Okay, so book?  Andrew Karre is a publishing genius, never pandering to a wave or reading fad.  He's his own dowsing rod of incredible works, sniffing them out like a nifler and finding precious, precious gold.  Instead of lifting debuts out of the publishing ashes this time he's taken the minds of three already-established authors and exposed their twisted brains in bound book form.

Stiefvater, Gratton and Yovanoff have been experimentally writing as the Merry Fates for years now, stretching their writerly fingers beyond the scope of each of their perceived comfort zones.  The end result in THE CURIOSITIES is a peek behind Oz's curtain, complete with handwritten cliff notes and StiefTonOff (I need to copyright that) doodles to compliment the shorts scattered throughout.  They banter back and forth about each others' writing styles, throw comments about and generally boost each other up as they dip their toes into unfamiliar, and oftentimes murky, water.

The style of each author emerges almost immediately and you get an almost intimate sense of what each is comfortable writing and what was really a stretch into no-man's land.  It got to a point in THE CURIOSITIES that I didn't need to read who the short was written by, they were that distinct from each other.  You get to see some of their prompts and how each author sometimes interprets something as simple as a single name and even when they reach beyond their zone they all cling to something familiar, something stylistic that grounds them in the unknown.  They wax writer-like about drawing blanks, building a story from a single image or a single sentence or even a snippet of some weird dream.  It's a true look into the heads of authors without the classroom lessons of writing.  All you're getting are real world examples and they're so much more poignant.

Maggie is consistent Maggie even when she's trying to be Brenna or Tessa.  I will admit I was not thrilled with her Ballad of Faerie series.  While her writing was beautiful I felt it was more author than character and as a result I stepped away from her Wolves of Mercy Falls series, not wanting to read more of the same.  But what with her story in KISS ME DEADLY and now all of these it's only a matter of time before I pick up another Maggie book.  I just like her shorts far too much.  Her voice is so much more than just her and her range as an author is astounding.  She can flit in and out of genres as if she were skipping despite how taxing some of those stories were to write.  I am coming around again.

Tessa has a thing for grim fairy tales without really broaching into horror.  She plays at the line with her freaky dolls and pokes brownies in their eyes just for shits and giggles.  She takes a fey world and by sheer will of style turns it into something not only eerily dark but captivating and something wholly other, spinning metaphors into pure gold.  I love it when she dredged up barely touched lore and adds her platinum touch to it.  THE SUMMER ENDS IN SLAUGHTER is one such example that blends lore and darkness and Tessa touch into something that's captivating, drawing you in and not letting you look away.

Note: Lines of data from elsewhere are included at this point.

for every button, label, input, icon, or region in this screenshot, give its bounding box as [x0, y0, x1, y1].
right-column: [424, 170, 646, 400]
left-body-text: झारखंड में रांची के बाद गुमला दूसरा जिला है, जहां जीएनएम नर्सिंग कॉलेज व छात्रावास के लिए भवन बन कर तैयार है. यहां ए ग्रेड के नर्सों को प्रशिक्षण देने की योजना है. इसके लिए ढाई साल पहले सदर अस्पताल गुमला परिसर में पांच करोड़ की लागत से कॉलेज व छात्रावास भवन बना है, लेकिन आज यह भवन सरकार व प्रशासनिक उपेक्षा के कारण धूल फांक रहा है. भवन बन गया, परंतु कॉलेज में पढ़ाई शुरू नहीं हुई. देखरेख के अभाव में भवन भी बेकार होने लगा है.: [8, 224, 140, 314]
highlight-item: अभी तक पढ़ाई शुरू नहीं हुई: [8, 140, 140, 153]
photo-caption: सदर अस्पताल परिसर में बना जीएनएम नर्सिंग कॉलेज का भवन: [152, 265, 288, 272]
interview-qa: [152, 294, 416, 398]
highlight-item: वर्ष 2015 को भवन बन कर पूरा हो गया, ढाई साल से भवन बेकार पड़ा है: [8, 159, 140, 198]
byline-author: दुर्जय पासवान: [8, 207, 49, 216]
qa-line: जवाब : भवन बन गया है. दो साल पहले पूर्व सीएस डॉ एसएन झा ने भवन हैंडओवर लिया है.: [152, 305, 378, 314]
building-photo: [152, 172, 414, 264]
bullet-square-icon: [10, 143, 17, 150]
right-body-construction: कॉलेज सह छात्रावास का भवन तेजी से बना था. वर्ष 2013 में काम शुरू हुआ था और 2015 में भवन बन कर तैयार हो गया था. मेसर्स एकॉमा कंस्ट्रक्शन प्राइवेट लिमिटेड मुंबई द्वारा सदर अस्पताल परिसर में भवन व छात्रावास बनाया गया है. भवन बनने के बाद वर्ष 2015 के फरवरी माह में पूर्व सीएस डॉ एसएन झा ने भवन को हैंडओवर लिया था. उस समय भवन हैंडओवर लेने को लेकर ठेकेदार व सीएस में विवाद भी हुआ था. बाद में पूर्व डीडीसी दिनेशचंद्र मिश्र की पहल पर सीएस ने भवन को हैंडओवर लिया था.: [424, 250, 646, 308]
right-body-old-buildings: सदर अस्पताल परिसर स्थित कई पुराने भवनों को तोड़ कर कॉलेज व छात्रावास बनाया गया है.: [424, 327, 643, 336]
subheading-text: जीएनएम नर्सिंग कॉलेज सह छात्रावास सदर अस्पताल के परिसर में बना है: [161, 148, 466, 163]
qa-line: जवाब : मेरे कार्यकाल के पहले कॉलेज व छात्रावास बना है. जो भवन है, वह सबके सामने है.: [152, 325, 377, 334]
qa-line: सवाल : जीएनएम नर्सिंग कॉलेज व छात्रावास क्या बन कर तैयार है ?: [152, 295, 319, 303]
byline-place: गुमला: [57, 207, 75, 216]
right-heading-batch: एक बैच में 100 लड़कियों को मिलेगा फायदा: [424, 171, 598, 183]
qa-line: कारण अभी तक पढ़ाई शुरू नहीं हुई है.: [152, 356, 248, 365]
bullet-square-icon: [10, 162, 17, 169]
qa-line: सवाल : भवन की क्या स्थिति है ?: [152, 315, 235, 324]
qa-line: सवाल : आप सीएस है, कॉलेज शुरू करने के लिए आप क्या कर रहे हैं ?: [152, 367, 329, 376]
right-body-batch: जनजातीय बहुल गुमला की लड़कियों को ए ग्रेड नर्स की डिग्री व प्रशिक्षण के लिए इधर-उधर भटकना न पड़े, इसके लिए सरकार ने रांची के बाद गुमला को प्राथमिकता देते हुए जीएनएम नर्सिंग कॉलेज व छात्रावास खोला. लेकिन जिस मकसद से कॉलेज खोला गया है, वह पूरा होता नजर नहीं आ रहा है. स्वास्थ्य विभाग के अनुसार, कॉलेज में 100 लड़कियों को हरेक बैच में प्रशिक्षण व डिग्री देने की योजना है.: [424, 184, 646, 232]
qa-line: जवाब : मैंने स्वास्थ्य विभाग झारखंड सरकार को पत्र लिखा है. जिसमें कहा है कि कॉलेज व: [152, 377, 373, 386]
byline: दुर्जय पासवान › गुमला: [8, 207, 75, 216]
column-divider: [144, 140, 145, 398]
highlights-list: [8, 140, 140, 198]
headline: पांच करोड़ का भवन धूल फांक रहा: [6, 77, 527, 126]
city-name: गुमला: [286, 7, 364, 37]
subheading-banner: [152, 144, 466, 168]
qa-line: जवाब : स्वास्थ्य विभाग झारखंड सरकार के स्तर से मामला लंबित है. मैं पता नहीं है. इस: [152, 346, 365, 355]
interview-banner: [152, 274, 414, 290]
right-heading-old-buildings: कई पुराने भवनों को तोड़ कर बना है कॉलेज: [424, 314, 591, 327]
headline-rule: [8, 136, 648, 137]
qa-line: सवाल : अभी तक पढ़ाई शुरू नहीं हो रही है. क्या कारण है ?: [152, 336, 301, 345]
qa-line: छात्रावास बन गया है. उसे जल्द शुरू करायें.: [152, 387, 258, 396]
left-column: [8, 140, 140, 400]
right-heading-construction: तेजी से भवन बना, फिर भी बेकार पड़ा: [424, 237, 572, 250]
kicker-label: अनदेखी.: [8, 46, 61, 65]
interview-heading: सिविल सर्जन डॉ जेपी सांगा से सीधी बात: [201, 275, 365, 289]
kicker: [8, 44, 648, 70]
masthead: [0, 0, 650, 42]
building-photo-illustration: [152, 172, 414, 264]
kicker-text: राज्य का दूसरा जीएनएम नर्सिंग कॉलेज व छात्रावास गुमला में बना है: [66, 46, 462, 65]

Brenna prances across that horror line and plays with the dead, dressing them up in decaying dresses and stringing them up like marionettes to put on a show.  NEIGHBORS blew me away to the point of speechlessness.  The opening blurbs even warn about the stereotypical twist.  You know what's coming as you read but you don't because Brenna, in all her twisted horror glory, twists the twist and while you may see one you won't see the other.  By god I loved it.  I need more Brenna stories in my demented, horror-loving life.

THE CURIOSITIES is not only an excellent collection of short stories meant as a glimpse into the legwork of writers but an amazing introduction to the authors StiefTonOff.  See the genius that is Andrew's editing skills in compiling this novel of awesome and then read the expansive minds of three authors with rather set comfort zones shatter their own walls and wander into the wild.


Ban Factor: High - From vampires to fairies to a libido-laden dead teenager there is a veritable smorgasbord of screech-worthy banstuff in here.